Version 1: $Q=\frac{1}{2m} \sum \limits_{i,j}\left(A_{ij} - \frac{k_i k_j}{2m}\right)\delta(c_i,c_j)$
Version 2: $Q=\sum \limits_{c=1}^{n_c}\left(\frac{l_{c}}{m} - \left(\frac{d_c}{m}\right)^2\right)$
By definition from the original paper: https://arxiv.org/pdf/0803.0476.pdf:
Version 1, $m$ is defined as $\frac{1}{2}\sum \limits_{i,j}A_{ij}$ where $A_{ij}$ represents the weight of the edge between i and j, thus $\frac{_}{2} $is the average fraction of this weight that would be assigned to node j or the marginal probability of j.

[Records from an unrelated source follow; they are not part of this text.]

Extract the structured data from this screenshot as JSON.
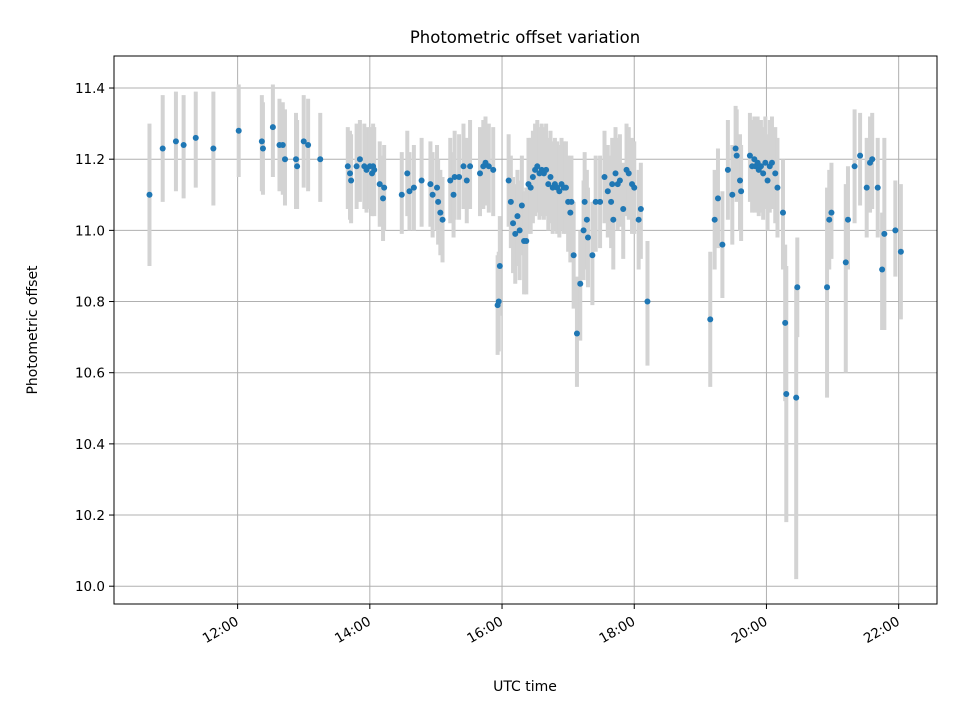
{
  "chart_data": {
    "type": "scatter",
    "title": "Photometric offset variation",
    "xlabel": "UTC time",
    "ylabel": "Photometric offset",
    "xlim_hours": [
      10.13,
      22.58
    ],
    "ylim": [
      9.95,
      11.49
    ],
    "x_ticks": [
      {
        "hour": 12,
        "label": "12:00"
      },
      {
        "hour": 14,
        "label": "14:00"
      },
      {
        "hour": 16,
        "label": "16:00"
      },
      {
        "hour": 18,
        "label": "18:00"
      },
      {
        "hour": 20,
        "label": "20:00"
      },
      {
        "hour": 22,
        "label": "22:00"
      }
    ],
    "y_ticks": [
      {
        "value": 10.0,
        "label": "10.0"
      },
      {
        "value": 10.2,
        "label": "10.2"
      },
      {
        "value": 10.4,
        "label": "10.4"
      },
      {
        "value": 10.6,
        "label": "10.6"
      },
      {
        "value": 10.8,
        "label": "10.8"
      },
      {
        "value": 11.0,
        "label": "11.0"
      },
      {
        "value": 11.2,
        "label": "11.2"
      },
      {
        "value": 11.4,
        "label": "11.4"
      }
    ],
    "grid": true,
    "colors": {
      "point": "#1f77b4",
      "errorbar": "#d3d3d3",
      "grid": "#b0b0b0"
    },
    "points": [
      [
        "10:40",
        11.1,
        10.9,
        11.3
      ],
      [
        "10:52",
        11.23,
        11.08,
        11.38
      ],
      [
        "11:04",
        11.25,
        11.11,
        11.39
      ],
      [
        "11:11",
        11.24,
        11.09,
        11.38
      ],
      [
        "11:22",
        11.26,
        11.12,
        11.39
      ],
      [
        "11:38",
        11.23,
        11.07,
        11.39
      ],
      [
        "12:01",
        11.28,
        11.15,
        11.41
      ],
      [
        "12:22",
        11.25,
        11.11,
        11.38
      ],
      [
        "12:23",
        11.23,
        11.1,
        11.36
      ],
      [
        "12:32",
        11.29,
        11.15,
        11.41
      ],
      [
        "12:38",
        11.24,
        11.11,
        11.37
      ],
      [
        "12:41",
        11.24,
        11.1,
        11.36
      ],
      [
        "12:43",
        11.2,
        11.07,
        11.34
      ],
      [
        "12:53",
        11.2,
        11.06,
        11.33
      ],
      [
        "12:54",
        11.18,
        11.06,
        11.31
      ],
      [
        "13:00",
        11.25,
        11.12,
        11.38
      ],
      [
        "13:04",
        11.24,
        11.11,
        11.37
      ],
      [
        "13:15",
        11.2,
        11.08,
        11.33
      ],
      [
        "13:40",
        11.18,
        11.06,
        11.29
      ],
      [
        "13:42",
        11.16,
        11.03,
        11.28
      ],
      [
        "13:43",
        11.14,
        11.02,
        11.27
      ],
      [
        "13:48",
        11.18,
        11.06,
        11.3
      ],
      [
        "13:51",
        11.2,
        11.08,
        11.31
      ],
      [
        "13:55",
        11.18,
        11.06,
        11.3
      ],
      [
        "13:57",
        11.17,
        11.05,
        11.29
      ],
      [
        "14:00",
        11.18,
        11.06,
        11.29
      ],
      [
        "14:02",
        11.16,
        11.04,
        11.28
      ],
      [
        "14:03",
        11.18,
        11.06,
        11.3
      ],
      [
        "14:04",
        11.17,
        11.04,
        11.29
      ],
      [
        "14:09",
        11.13,
        11.01,
        11.25
      ],
      [
        "14:12",
        11.09,
        10.97,
        11.21
      ],
      [
        "14:13",
        11.12,
        11.0,
        11.24
      ],
      [
        "14:29",
        11.1,
        10.99,
        11.22
      ],
      [
        "14:34",
        11.16,
        11.04,
        11.28
      ],
      [
        "14:36",
        11.11,
        11.0,
        11.22
      ],
      [
        "14:40",
        11.12,
        11.0,
        11.24
      ],
      [
        "14:47",
        11.14,
        11.01,
        11.26
      ],
      [
        "14:55",
        11.13,
        11.01,
        11.25
      ],
      [
        "14:57",
        11.1,
        10.98,
        11.22
      ],
      [
        "15:01",
        11.12,
        11.0,
        11.24
      ],
      [
        "15:02",
        11.08,
        10.96,
        11.2
      ],
      [
        "15:04",
        11.05,
        10.93,
        11.17
      ],
      [
        "15:06",
        11.03,
        10.91,
        11.15
      ],
      [
        "15:13",
        11.14,
        11.02,
        11.26
      ],
      [
        "15:16",
        11.1,
        10.98,
        11.22
      ],
      [
        "15:17",
        11.15,
        11.03,
        11.28
      ],
      [
        "15:21",
        11.15,
        11.03,
        11.27
      ],
      [
        "15:25",
        11.18,
        11.06,
        11.3
      ],
      [
        "15:28",
        11.14,
        11.02,
        11.26
      ],
      [
        "15:31",
        11.18,
        11.06,
        11.31
      ],
      [
        "15:40",
        11.16,
        11.04,
        11.29
      ],
      [
        "15:43",
        11.18,
        11.06,
        11.31
      ],
      [
        "15:45",
        11.19,
        11.07,
        11.32
      ],
      [
        "15:48",
        11.18,
        11.05,
        11.3
      ],
      [
        "15:52",
        11.17,
        11.04,
        11.29
      ],
      [
        "15:56",
        10.79,
        10.65,
        10.93
      ],
      [
        "15:57",
        10.8,
        10.66,
        10.94
      ],
      [
        "15:58",
        10.9,
        10.76,
        11.04
      ],
      [
        "16:06",
        11.14,
        11.01,
        11.27
      ],
      [
        "16:08",
        11.08,
        10.95,
        11.21
      ],
      [
        "16:10",
        11.02,
        10.88,
        11.15
      ],
      [
        "16:12",
        10.99,
        10.85,
        11.13
      ],
      [
        "16:14",
        11.04,
        10.9,
        11.17
      ],
      [
        "16:16",
        11.0,
        10.86,
        11.14
      ],
      [
        "16:18",
        11.07,
        10.93,
        11.21
      ],
      [
        "16:20",
        10.97,
        10.82,
        11.11
      ],
      [
        "16:22",
        10.97,
        10.82,
        11.12
      ],
      [
        "16:24",
        11.13,
        10.99,
        11.26
      ],
      [
        "16:26",
        11.12,
        10.99,
        11.26
      ],
      [
        "16:28",
        11.15,
        11.02,
        11.28
      ],
      [
        "16:30",
        11.17,
        11.04,
        11.3
      ],
      [
        "16:32",
        11.18,
        11.05,
        11.31
      ],
      [
        "16:34",
        11.16,
        11.03,
        11.29
      ],
      [
        "16:36",
        11.17,
        11.04,
        11.3
      ],
      [
        "16:38",
        11.16,
        11.03,
        11.29
      ],
      [
        "16:40",
        11.17,
        11.04,
        11.3
      ],
      [
        "16:42",
        11.13,
        11.0,
        11.26
      ],
      [
        "16:44",
        11.15,
        11.02,
        11.28
      ],
      [
        "16:46",
        11.12,
        10.99,
        11.25
      ],
      [
        "16:48",
        11.13,
        11.0,
        11.26
      ],
      [
        "16:50",
        11.12,
        10.99,
        11.25
      ],
      [
        "16:52",
        11.11,
        10.98,
        11.24
      ],
      [
        "16:54",
        11.13,
        11.0,
        11.26
      ],
      [
        "16:56",
        11.12,
        10.99,
        11.25
      ],
      [
        "16:58",
        11.12,
        10.99,
        11.25
      ],
      [
        "17:00",
        11.08,
        10.94,
        11.21
      ],
      [
        "17:02",
        11.05,
        10.91,
        11.18
      ],
      [
        "17:03",
        11.08,
        10.94,
        11.21
      ],
      [
        "17:05",
        10.93,
        10.78,
        11.08
      ],
      [
        "17:08",
        10.71,
        10.56,
        10.87
      ],
      [
        "17:11",
        10.85,
        10.69,
        11.0
      ],
      [
        "17:14",
        11.0,
        10.86,
        11.14
      ],
      [
        "17:15",
        11.08,
        10.94,
        11.22
      ],
      [
        "17:17",
        11.03,
        10.89,
        11.17
      ],
      [
        "17:18",
        10.98,
        10.84,
        11.12
      ],
      [
        "17:22",
        10.93,
        10.79,
        11.08
      ],
      [
        "17:25",
        11.08,
        10.94,
        11.21
      ],
      [
        "17:29",
        11.08,
        10.95,
        11.21
      ],
      [
        "17:33",
        11.15,
        11.02,
        11.28
      ],
      [
        "17:36",
        11.11,
        10.98,
        11.24
      ],
      [
        "17:39",
        11.08,
        10.95,
        11.21
      ],
      [
        "17:40",
        11.13,
        11.0,
        11.26
      ],
      [
        "17:41",
        11.03,
        10.89,
        11.16
      ],
      [
        "17:43",
        11.16,
        11.03,
        11.29
      ],
      [
        "17:45",
        11.13,
        11.0,
        11.26
      ],
      [
        "17:47",
        11.14,
        11.01,
        11.27
      ],
      [
        "17:50",
        11.06,
        10.92,
        11.19
      ],
      [
        "17:53",
        11.17,
        11.04,
        11.3
      ],
      [
        "17:55",
        11.16,
        11.03,
        11.29
      ],
      [
        "17:58",
        11.13,
        10.99,
        11.26
      ],
      [
        "18:00",
        11.12,
        10.99,
        11.25
      ],
      [
        "18:04",
        11.03,
        10.89,
        11.17
      ],
      [
        "18:06",
        11.06,
        10.92,
        11.19
      ],
      [
        "18:12",
        10.8,
        10.62,
        10.97
      ],
      [
        "19:09",
        10.75,
        10.56,
        10.94
      ],
      [
        "19:13",
        11.03,
        10.89,
        11.17
      ],
      [
        "19:16",
        11.09,
        10.95,
        11.23
      ],
      [
        "19:20",
        10.96,
        10.81,
        11.11
      ],
      [
        "19:25",
        11.17,
        11.03,
        11.31
      ],
      [
        "19:29",
        11.1,
        10.96,
        11.24
      ],
      [
        "19:32",
        11.23,
        11.1,
        11.35
      ],
      [
        "19:33",
        11.21,
        11.08,
        11.34
      ],
      [
        "19:36",
        11.14,
        11.0,
        11.27
      ],
      [
        "19:37",
        11.11,
        10.97,
        11.24
      ],
      [
        "19:45",
        11.21,
        11.08,
        11.33
      ],
      [
        "19:47",
        11.18,
        11.05,
        11.31
      ],
      [
        "19:49",
        11.2,
        11.07,
        11.32
      ],
      [
        "19:50",
        11.18,
        11.05,
        11.31
      ],
      [
        "19:52",
        11.19,
        11.06,
        11.32
      ],
      [
        "19:53",
        11.17,
        11.04,
        11.3
      ],
      [
        "19:55",
        11.18,
        11.05,
        11.31
      ],
      [
        "19:57",
        11.16,
        11.03,
        11.29
      ],
      [
        "19:59",
        11.19,
        11.06,
        11.32
      ],
      [
        "20:01",
        11.14,
        11.0,
        11.27
      ],
      [
        "20:03",
        11.18,
        11.05,
        11.31
      ],
      [
        "20:05",
        11.19,
        11.06,
        11.32
      ],
      [
        "20:08",
        11.16,
        11.02,
        11.29
      ],
      [
        "20:10",
        11.12,
        10.98,
        11.26
      ],
      [
        "20:15",
        11.05,
        10.89,
        11.2
      ],
      [
        "20:17",
        10.74,
        10.52,
        10.96
      ],
      [
        "20:18",
        10.54,
        10.18,
        10.9
      ],
      [
        "20:27",
        10.53,
        10.02,
        10.84
      ],
      [
        "20:28",
        10.84,
        10.7,
        10.98
      ],
      [
        "20:55",
        10.84,
        10.53,
        11.12
      ],
      [
        "20:57",
        11.03,
        10.89,
        11.17
      ],
      [
        "20:59",
        11.05,
        10.92,
        11.19
      ],
      [
        "21:12",
        10.91,
        10.6,
        11.13
      ],
      [
        "21:14",
        11.03,
        10.89,
        11.18
      ],
      [
        "21:20",
        11.18,
        11.02,
        11.34
      ],
      [
        "21:25",
        11.21,
        11.07,
        11.33
      ],
      [
        "21:31",
        11.12,
        10.98,
        11.26
      ],
      [
        "21:34",
        11.19,
        11.05,
        11.32
      ],
      [
        "21:36",
        11.2,
        11.06,
        11.33
      ],
      [
        "21:41",
        11.12,
        10.98,
        11.26
      ],
      [
        "21:45",
        10.89,
        10.72,
        11.05
      ],
      [
        "21:47",
        10.99,
        10.72,
        11.26
      ],
      [
        "21:57",
        11.0,
        10.87,
        11.14
      ],
      [
        "22:02",
        10.94,
        10.75,
        11.13
      ]
    ]
  }
}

$k_i$ and $k_j$ are defined as $\sum \limits_{i or j}A_{iorj}$ as the sum of the weights of the edges attached to vertex i or j.
Version 2, $n_c$ is the number of clusters, $l_c$ is the sum of edges joining vertices in module c, and $d_c$ is the sum of the degrees of the vertices of c.
How should I account for the randomized part? Could anyone provide the matrix of a negative modularity network? .
Thank you!